The farmer drove up the road to figure out the storm's scope, and reported back that, just a mile away, it wasn't even raining and the sky was blue.
It seemed as if this storm was his farm's own personal supercell.
The weather app showed something else: a smaller protruding part on one side of the storm.
"That's bad," Tofteland said. When you see something like that, he told us, tornadoes could form.
Right about then, we realized that the thunderclaps had begun to blend together into one long continuous rumble -- not unlike the sound of a freight train.
We decided to decamp.
As we drove away, the storm still towered in the sky, a fearsome and threatening giant, its destructive potential on full display, backlit by the sun setting below the horizon.
Barely an hour later, it was gone.
When we got to a hotel in Sioux Falls, the local TV station's weather report announced its sudden formation and demise in the same breath. The full sweep of radar imagery was the visual history of its instant growth and dissipation.
When we met up with Tofteland at 6:45 the following morning to finish the shooting, the sky was clear, and the sun's early morning light carried that extra beauty that seems to come only after a huge storm has passed.
The storm had formed out of nowhere and dissolved back into nowhere. But its impact was significant and permanent.
The storm's rainfall totaled between 2 and 4 inches in two hours -- a potential windfall for Tofteland’s soybean crop, possibly generating tens of thousands of dollars in extra soybeans and revenue.
The largest hail was quarter-sized and had struck his plants -- a potential loss of tens of thousands of dollars in lost soybeans and revenue.
Some of the soybean stems had bent under the onslaught of hail, and their plants were still lying flat, Tofteland reported two weeks later.
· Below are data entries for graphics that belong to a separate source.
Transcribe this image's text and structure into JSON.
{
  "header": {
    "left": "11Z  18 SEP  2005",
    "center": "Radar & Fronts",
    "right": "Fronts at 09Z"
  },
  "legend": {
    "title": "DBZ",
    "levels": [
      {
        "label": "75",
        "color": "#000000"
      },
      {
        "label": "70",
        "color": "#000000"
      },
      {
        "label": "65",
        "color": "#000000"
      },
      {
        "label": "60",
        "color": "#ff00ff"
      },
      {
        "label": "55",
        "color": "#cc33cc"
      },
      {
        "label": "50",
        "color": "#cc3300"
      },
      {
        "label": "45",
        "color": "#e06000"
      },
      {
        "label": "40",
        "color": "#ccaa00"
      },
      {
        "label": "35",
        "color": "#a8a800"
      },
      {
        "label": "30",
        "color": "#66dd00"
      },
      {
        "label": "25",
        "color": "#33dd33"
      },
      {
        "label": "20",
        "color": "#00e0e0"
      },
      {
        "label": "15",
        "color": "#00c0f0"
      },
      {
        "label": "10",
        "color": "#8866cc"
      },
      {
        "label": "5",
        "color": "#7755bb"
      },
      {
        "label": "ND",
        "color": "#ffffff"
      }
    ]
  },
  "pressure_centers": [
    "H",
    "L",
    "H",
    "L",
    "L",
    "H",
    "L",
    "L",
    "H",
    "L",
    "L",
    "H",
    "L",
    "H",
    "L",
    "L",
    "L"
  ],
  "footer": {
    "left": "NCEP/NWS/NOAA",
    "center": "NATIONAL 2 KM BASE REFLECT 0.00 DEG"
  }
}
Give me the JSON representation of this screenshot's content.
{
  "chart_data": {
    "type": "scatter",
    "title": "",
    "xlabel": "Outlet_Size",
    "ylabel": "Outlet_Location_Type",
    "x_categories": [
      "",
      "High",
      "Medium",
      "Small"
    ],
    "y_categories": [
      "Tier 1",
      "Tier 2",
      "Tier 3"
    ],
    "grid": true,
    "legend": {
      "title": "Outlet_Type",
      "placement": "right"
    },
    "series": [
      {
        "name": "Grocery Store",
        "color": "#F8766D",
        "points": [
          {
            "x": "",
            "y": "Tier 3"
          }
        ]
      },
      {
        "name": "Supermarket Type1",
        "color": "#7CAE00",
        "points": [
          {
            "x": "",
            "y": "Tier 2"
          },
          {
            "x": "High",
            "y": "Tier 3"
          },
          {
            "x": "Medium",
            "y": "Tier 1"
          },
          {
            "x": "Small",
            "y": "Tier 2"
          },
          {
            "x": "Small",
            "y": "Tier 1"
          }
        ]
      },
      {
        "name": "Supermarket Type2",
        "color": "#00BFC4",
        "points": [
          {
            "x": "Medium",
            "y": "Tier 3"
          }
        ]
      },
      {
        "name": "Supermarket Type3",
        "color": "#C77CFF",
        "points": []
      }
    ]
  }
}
Others had bounced back and were upright again. He still does not know how much of his soybean crop was permanently damaged or how many soybeans were lost.
In the end, it may have been a million-dollar rain.
But Tofteland and his fellow farmers will not know until after the harvest which side of the ledger that sudden storm will impact more, whether it will lead to a gain, a loss, or neither. And, like their counterparts across the centuries of human agriculture, they are still dependent on the vagaries of the weather from moment to moment.